Date: 2008-01-18 01:14 pm (UTC)
From: [identity profile] joshuwain.livejournal.com
It will sound odd, but as a child -at least as the child I can still remember- my heroes were the (to be expected) Superman and, a few years later, Alfred Hitchcock. Sure, I loved the astronauts I saw on TV and the fictional hero Jupiter Jones (of the Three Investigators fame) probably drove me in the direction of the fabled director, but I actually researched and wrote papers about Mr. Hitchcock. When he died, shortly after making "Family Plot", I was really devastated. I didn't have another big "hero" for a long, long time. Julia Child was one of those, in the end.

Does that make sense?

As a side-note, tell me, did the portrayal of Mister Fantastic in "Civil War" leave you cold?

(no subject)

Date: 2008-01-18 01:22 pm (UTC)
From: [identity profile] filkertom.livejournal.com
The entirety of Marvel Comics over the past several years, with the exception of JMS's work on Thor, has left me cold. For that matter, so has most of DC's output. Thank FSM for the DCAU (DC Animated Universe).

(no subject)

Date: 2008-01-18 01:37 pm (UTC)
From: [identity profile] joshuwain.livejournal.com
I know what you mean.

Oh, sure, there has been the Vertigo comic "Fables" but most of my childhood (and teenage and young adult) heroes have been kinda warped beyond recognition, y'know?
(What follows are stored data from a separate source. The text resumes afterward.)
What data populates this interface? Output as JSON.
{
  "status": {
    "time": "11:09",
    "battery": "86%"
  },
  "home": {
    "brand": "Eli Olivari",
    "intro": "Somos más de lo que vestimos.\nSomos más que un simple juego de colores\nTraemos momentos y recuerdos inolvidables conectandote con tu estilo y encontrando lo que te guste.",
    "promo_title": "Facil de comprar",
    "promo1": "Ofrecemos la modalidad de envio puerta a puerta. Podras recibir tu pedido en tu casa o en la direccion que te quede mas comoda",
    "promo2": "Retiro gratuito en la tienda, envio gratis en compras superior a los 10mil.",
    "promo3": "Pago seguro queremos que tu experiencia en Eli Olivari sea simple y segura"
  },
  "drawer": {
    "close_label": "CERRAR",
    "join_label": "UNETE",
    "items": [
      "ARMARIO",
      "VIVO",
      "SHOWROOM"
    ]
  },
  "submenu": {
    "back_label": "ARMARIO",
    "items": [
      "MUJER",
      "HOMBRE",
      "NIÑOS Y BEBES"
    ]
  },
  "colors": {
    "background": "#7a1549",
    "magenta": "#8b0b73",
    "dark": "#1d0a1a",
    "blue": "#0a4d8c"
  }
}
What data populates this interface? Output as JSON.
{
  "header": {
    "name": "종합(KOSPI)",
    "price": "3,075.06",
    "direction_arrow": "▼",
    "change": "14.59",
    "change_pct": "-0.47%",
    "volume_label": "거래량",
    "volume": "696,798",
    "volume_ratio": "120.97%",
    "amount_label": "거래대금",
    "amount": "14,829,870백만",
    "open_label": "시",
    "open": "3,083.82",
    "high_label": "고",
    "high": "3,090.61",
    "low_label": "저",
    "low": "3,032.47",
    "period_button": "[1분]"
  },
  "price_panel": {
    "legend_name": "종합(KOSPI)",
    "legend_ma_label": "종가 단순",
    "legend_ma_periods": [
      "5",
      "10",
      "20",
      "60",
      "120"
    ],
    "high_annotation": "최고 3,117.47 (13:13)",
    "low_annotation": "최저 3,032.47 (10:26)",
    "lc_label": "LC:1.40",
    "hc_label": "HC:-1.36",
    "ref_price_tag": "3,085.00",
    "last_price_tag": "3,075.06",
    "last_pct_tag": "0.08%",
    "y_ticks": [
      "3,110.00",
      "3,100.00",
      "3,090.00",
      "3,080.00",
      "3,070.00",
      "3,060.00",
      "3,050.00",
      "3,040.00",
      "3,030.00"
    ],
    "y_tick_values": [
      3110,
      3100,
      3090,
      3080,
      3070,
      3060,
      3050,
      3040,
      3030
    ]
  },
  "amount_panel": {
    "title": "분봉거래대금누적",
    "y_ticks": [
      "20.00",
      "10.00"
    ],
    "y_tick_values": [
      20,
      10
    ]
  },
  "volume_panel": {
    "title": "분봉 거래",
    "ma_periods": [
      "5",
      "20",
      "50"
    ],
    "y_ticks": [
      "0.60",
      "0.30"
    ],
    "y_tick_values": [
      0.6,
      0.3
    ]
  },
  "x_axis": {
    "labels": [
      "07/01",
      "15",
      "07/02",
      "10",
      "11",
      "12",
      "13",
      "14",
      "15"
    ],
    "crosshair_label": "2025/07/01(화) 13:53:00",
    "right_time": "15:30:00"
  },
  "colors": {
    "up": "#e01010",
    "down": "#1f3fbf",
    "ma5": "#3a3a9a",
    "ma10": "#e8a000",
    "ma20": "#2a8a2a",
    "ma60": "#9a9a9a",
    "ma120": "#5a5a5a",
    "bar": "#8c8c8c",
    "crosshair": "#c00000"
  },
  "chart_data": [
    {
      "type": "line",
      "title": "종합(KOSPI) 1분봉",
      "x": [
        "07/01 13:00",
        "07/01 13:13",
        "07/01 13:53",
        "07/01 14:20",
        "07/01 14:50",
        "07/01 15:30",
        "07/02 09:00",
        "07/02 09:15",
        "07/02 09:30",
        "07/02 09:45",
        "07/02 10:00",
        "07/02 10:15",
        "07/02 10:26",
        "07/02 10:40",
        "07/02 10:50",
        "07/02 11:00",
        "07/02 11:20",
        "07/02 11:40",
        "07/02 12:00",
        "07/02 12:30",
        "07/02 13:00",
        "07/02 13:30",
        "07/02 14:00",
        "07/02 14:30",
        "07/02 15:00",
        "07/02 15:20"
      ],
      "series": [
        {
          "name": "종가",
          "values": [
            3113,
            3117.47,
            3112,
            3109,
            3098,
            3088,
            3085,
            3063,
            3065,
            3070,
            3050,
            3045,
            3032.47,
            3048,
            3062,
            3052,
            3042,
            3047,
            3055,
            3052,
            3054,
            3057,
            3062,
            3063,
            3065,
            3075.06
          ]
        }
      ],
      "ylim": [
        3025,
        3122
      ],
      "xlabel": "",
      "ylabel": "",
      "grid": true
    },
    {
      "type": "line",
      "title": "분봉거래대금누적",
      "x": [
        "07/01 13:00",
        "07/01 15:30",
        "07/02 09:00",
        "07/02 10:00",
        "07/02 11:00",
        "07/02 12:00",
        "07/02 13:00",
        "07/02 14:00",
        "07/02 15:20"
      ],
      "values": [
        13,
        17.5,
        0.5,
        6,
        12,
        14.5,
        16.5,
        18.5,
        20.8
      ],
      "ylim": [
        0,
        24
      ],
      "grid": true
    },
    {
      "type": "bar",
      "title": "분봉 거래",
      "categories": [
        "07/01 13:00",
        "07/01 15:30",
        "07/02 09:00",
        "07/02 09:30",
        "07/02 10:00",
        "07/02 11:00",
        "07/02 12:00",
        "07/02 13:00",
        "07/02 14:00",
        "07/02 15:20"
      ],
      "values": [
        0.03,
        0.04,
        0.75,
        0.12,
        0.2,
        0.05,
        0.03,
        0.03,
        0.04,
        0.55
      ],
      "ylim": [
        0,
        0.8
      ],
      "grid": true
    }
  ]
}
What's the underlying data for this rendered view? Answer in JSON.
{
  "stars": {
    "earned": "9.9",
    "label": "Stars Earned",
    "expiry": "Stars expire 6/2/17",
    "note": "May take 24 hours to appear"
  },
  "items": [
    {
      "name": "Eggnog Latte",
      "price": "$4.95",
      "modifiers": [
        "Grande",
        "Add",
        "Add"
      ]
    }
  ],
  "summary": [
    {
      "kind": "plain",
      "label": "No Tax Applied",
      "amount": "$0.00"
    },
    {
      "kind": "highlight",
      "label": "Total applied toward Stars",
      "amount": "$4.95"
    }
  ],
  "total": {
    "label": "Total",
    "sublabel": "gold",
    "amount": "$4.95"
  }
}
Anyway, I wonder if continuing to have heroes would help.

When I look at the world, today, I keep thinking of people like Al Gore or Neal Armstrong, but my list runs a bit short. Perhaps it's a side-effect of age rather than a paucity of people to believe in?

(no subject)

Date: 2008-01-18 01:43 pm (UTC)
From: [identity profile] filkertom.livejournal.com
Fables is fantastic -- I have to get that collected. But there are heroes, both real and fictional, to be had. Maybe we'll have that thread later.

(no subject)

Date: 2008-01-18 03:59 pm (UTC)
From: [identity profile] autographedcat.livejournal.com
Here's some good reading that I got permission to re-run in Aphelion a few years ago:

The Importance of Heroes by Tony Isabella

(no subject)

Date: 2008-01-18 05:22 pm (UTC)
sdelmonte: (Default)
From: [personal profile] sdelmonte
And for all those cheap b&w reprints of Silver Age comics for those of us who missed it the first time. Jack and Stan are still there, waiting for me to pay a visit.

Hmmm. Stan Lee , come to think of it, was almost a hero to me. I sure as heck identified him with all that's good in the world when I was 10.